In the 2.13.x driver, the write command paths do not leverage the Mongo client's PoolOutputBuffer pool while the write protocol codepaths do.
The Mongo client instance maintains a _bufferPool of 1000 PoolOutputBuffer's.
For write protocol operations
When talking to a <=2.4 mongod, or using UNACKNOWLEDGED writes to a >=2.6 mongod, this _bufferPool is used to provide a PoolOutputBuffer for both encoding the write as well as reading the response (OutMessage).
For write command operations
Sending the op to the mongod (sendWriteCommandMessage()) and receiving the response (receiveWriteCommandMessage(() creating a new DefaultDBDecoder) each create in a new unpooled PoolOutputBuffer.
The consequence is that while PoolOutputBuffer does contains a static pool of "extra" byte arrays which are used for growing, each PoolOutputBuffer instance still has a minimum 32KB allocation for the _mine and _chars buffers – a nontrivial amount per operation.

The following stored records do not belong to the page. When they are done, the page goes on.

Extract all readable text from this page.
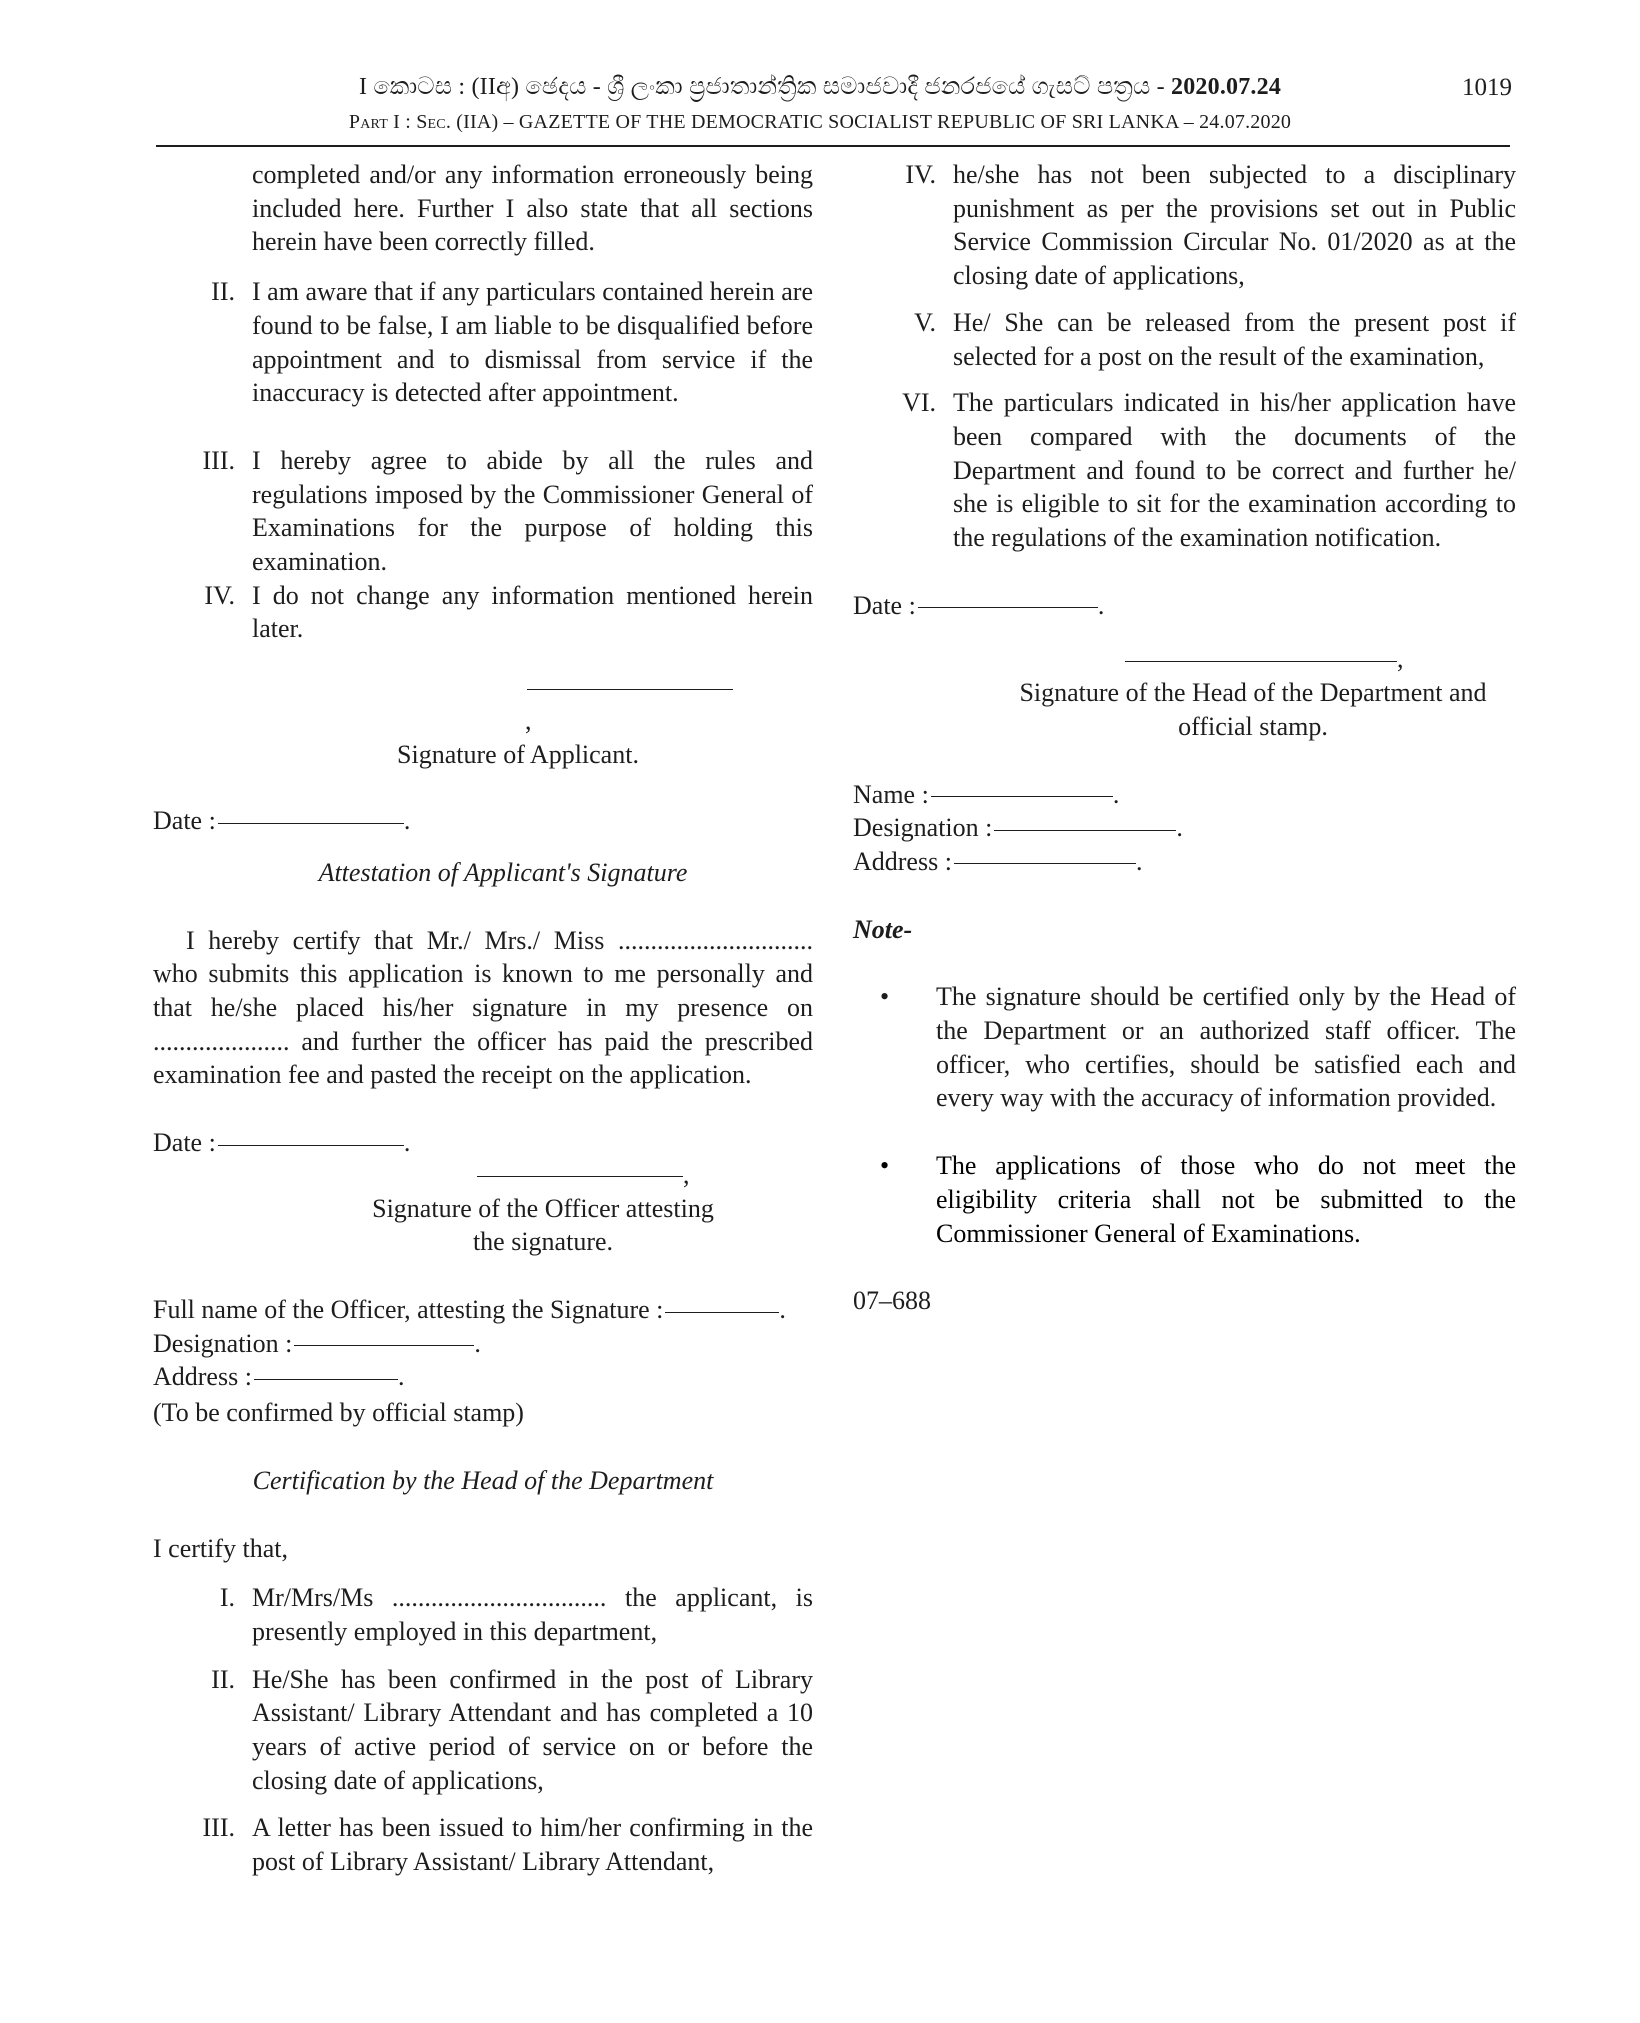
I කොටස : (IIඅ) ඡෙදය - ශ්‍රී ලංකා ප්‍රජාතාන්ත්‍රික සමාජවාදී ජනරජයේ ගැසට් පත්‍රය - 2020.07.24	1019
Part I : Sec. (IIA) – GAZETTE OF THE DEMOCRATIC SOCIALIST REPUBLIC OF SRI LANKA – 24.07.2020

completed and/or any information erroneously being included here. Further I also state that all sections herein have been correctly filled.

II. I am aware that if any particulars contained herein are found to be false, I am liable to be disqualified before appointment and to dismissal from service if the inaccuracy is detected after appointment.
III. I hereby agree to abide by all the rules and regulations imposed by the Commissioner General of Examinations for the purpose of holding this examination.
IV. I do not change any information mentioned herein later.
,

Signature of Applicant.

Date :	.

Attestation of Applicant's Signature

I hereby certify that Mr./ Mrs./ Miss .............................. who submits this application is known to me personally and that he/she placed his/her signature in my presence on ..................... and further the officer has paid the prescribed examination fee and pasted the receipt on the application.

Date :	.

,

Signature of the Officer attesting the signature.

Full name of the Officer, attesting the Signature :	.

Designation :	.

Address :	.

(To be confirmed by official stamp)

Certification by the Head of the Department

I certify that,

I. Mr/Mrs/Ms ................................. the applicant, is presently employed in this department,
II. He/She has been confirmed in the post of Library Assistant/ Library Attendant and has completed a 10 years of active period of service on or before the closing date of applications,
III. A letter has been issued to him/her confirming in the post of Library Assistant/ Library Attendant,
IV. he/she has not been subjected to a disciplinary punishment as per the provisions set out in Public Service Commission Circular No. 01/2020 as at the closing date of applications,
V. He/ She can be released from the present post if selected for a post on the result of the examination,
VI. The particulars indicated in his/her application have been compared with the documents of the Department and found to be correct and further he/ she is eligible to sit for the examination according to the regulations of the examination notification.

Date :	.

,

Signature of the Head of the Department and official stamp.

Name :	.

Designation :	.

Address :	.

Note-

• The signature should be certified only by the Head of the Department or an authorized staff officer. The officer, who certifies, should be satisfied each and every way with the accuracy of information provided.
• The applications of those who do not meet the eligibility criteria shall not be submitted to the Commissioner General of Examinations.

07–688
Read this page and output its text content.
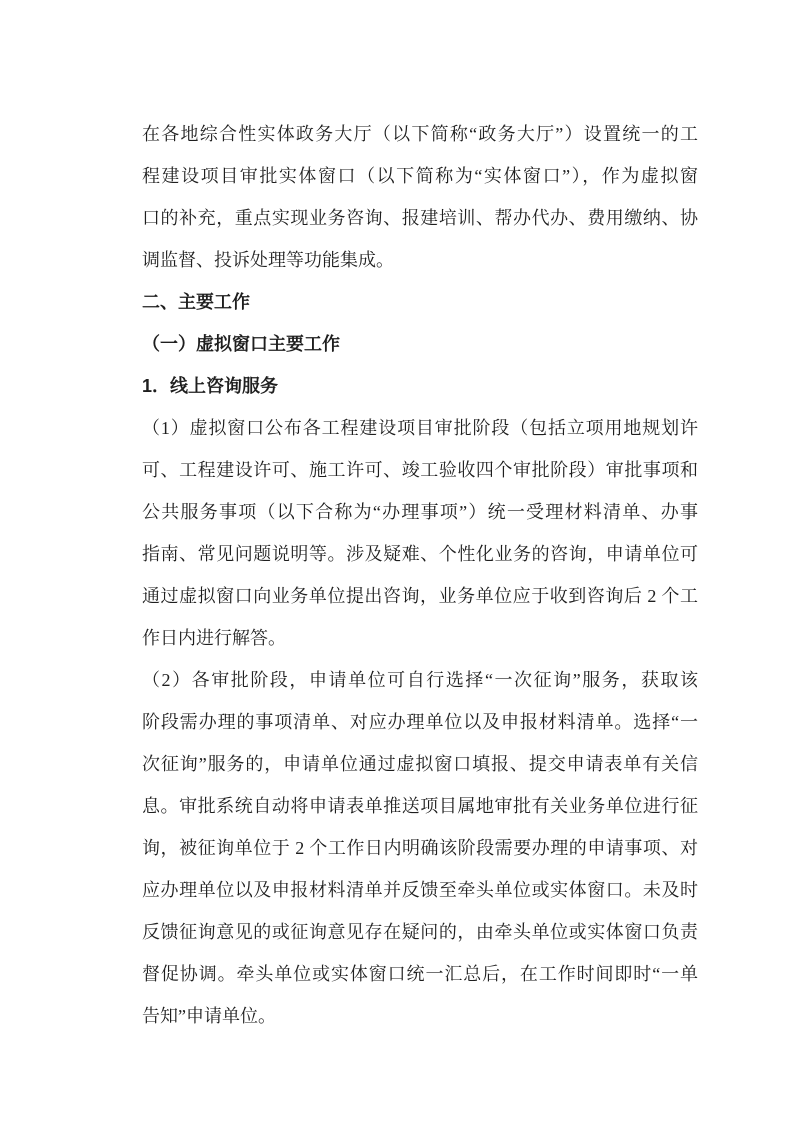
在各地综合性实体政务大厅（以下简称“政务大厅”）设置统一的工
程建设项目审批实体窗口（以下简称为“实体窗口”），作为虚拟窗
口的补充，重点实现业务咨询、报建培训、帮办代办、费用缴纳、协
调监督、投诉处理等功能集成。

二、主要工作
（一）虚拟窗口主要工作
1．线上咨询服务

（1）虚拟窗口公布各工程建设项目审批阶段（包括立项用地规划许
可、工程建设许可、施工许可、竣工验收四个审批阶段）审批事项和
公共服务事项（以下合称为“办理事项”）统一受理材料清单、办事
指南、常见问题说明等。涉及疑难、个性化业务的咨询，申请单位可
通过虚拟窗口向业务单位提出咨询，业务单位应于收到咨询后 2 个工
作日内进行解答。

（2）各审批阶段，申请单位可自行选择“一次征询”服务，获取该
阶段需办理的事项清单、对应办理单位以及申报材料清单。选择“一
次征询”服务的，申请单位通过虚拟窗口填报、提交申请表单有关信
息。审批系统自动将申请表单推送项目属地审批有关业务单位进行征
询，被征询单位于 2 个工作日内明确该阶段需要办理的申请事项、对
应办理单位以及申报材料清单并反馈至牵头单位或实体窗口。未及时
反馈征询意见的或征询意见存在疑问的，由牵头单位或实体窗口负责
督促协调。牵头单位或实体窗口统一汇总后，在工作时间即时“一单
告知”申请单位。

Consider the following flight recorder sample:
The above shows for allocations in TLAB by class, char and byte contribute to 50%+ of all allocation pressure. And for this application, 43% of the char allocations are from PoolOutputBuffer on the write command paths. (Not shown above, but 83% of byte is PoolOutputBuffer.)
Again for this write-heavy application anyway, outside TLAB pressure shows even higher pressure:
Here we see the byte and char combine to ~93% of all allocation pressure, and the majority of each again as PoolOutputBuffer on write command paths (83% and 93%, respectively).